[pypy-dev] Fwd: New Javascript parser in the works

Sat Apr 28 18:22:50 CEST 2007

Florian Schulze wrote:
 > On Sat, 28 Apr 2007 02:50:38 +0200, Leonardo Santagada
 > <santagada at gmail.com> wrote:
 >
 >
 >>> Now about semicolons, how should I deal with them? in the spec the
 >>> grammar doesn't deal with them and in the mozilla one I don't see
 >>> how they are doing it also. As we have set that as the parsing
 >>> module works today it is not possible to do automatic semicolon
 >>> insertion, can we do "forced semicolon presence" as seen on C and
 >>> Java? (some lightbulb just lightened up here, maybe I should look
 >>> for the grammar of any of those two languages)
 >
 > This is the biggest and hardest problem about js parsing. The spec does
 > define how to handle it, I'm not sure now how the grammar reflects that
 > though. Looking at C doesn't help, because there it always needs to be
 > present and can't be replaced with newlines. The problem with a js 
parser
 > is, that newlines aren't really whitespace, just like in python. But 
the
 > rules are weird, because newlines are only sometimes relevant, not
 > everytime. A js parser which doesn't handle this correctly is in my
 > opinion just wrong. You couldn't parse any real world javascript with it.

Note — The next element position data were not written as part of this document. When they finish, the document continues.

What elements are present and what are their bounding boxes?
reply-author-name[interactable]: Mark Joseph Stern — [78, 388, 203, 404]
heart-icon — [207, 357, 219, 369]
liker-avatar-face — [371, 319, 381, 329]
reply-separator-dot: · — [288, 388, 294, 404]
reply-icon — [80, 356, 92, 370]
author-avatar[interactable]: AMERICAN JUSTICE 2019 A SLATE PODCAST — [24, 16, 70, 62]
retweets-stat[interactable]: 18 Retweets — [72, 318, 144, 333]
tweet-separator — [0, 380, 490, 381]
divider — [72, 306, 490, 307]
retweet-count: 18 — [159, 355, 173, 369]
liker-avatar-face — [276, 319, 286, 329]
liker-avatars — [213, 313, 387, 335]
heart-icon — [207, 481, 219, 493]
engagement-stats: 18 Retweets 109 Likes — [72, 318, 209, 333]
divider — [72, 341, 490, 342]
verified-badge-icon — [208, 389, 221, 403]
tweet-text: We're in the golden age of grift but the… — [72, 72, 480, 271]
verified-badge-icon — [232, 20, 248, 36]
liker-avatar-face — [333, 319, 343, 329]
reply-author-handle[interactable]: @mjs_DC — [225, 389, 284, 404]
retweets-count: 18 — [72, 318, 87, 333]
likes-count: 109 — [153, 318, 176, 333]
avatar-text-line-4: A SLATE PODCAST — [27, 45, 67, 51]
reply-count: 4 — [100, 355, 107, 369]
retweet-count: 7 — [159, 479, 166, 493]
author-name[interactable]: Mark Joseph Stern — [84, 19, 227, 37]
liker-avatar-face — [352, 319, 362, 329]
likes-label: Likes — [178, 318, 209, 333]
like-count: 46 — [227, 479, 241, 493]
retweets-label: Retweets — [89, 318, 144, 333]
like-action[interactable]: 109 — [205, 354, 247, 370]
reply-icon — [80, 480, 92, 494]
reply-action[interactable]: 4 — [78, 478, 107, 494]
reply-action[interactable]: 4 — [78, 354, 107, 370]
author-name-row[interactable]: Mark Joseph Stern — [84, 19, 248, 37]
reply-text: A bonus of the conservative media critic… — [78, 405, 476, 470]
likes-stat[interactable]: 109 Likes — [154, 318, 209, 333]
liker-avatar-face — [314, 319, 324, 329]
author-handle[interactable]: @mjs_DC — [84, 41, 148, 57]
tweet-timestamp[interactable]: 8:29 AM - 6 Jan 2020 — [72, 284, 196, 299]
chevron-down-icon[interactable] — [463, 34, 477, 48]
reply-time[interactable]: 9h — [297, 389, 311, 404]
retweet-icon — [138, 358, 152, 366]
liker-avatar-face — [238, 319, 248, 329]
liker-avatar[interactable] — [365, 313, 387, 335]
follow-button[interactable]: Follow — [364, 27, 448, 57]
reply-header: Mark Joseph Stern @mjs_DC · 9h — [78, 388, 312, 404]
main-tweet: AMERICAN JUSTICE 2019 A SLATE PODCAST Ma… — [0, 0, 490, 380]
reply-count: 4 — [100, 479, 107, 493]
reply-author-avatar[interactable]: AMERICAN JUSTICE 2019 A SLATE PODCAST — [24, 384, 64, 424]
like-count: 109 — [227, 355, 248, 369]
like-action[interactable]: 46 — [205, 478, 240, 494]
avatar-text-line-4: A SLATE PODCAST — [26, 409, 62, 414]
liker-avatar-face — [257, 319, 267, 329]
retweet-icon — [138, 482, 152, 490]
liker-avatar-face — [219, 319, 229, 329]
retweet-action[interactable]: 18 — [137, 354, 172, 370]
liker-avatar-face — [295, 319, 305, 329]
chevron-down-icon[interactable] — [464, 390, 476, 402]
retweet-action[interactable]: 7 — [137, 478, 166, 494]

The part of the spec that describes the automatic semicolon insertion is
completely silly, in my opinion. It goes something like this:

     When, as the program is parsed from left to right, a token (called
     the offending token) is encountered that is not allowed by any
     production of the grammar, then a semicolon is automatically
     inserted before the offending token if one or more of the following
     conditions is true:

     ...

This is completely crazy, because it effectively forces you to write a
parser using a left-to-right parsing technique and also a parser that
works by doing exactly one token lookahead. The second part is what
makes packrat parsing fail, since it uses arbitrary many tokens
lookahead, so you cannot really determine what an "offending token" is
since you cannot distinguish it from normal backtracking. I don't see
how you can fix that, really.

Now you have basically two choices: you can change force all semicolons
to be inserted, which makes most code out there not parse.  The other
one is more brainstormy-like, it does not work as I describe but maybe
someone has an idea to get it to work: you could change the grammar to
be very lenient with semicolons (at least for a packrat parser this
might be easy) meaning that it will programs as valid that existing
Javascript engines will reject. Something like this:

     a = b c = d

would be valid. This opens its own set of problems such as:

     a = b
     ++ c

Which would most likely be parsed to be equivalent to:

     a = b++;
     c;

Whereas with the spec it is:

     a = b;
     ++c;

No clue how to fix that, yet.

Cheers,

Carl Friedrich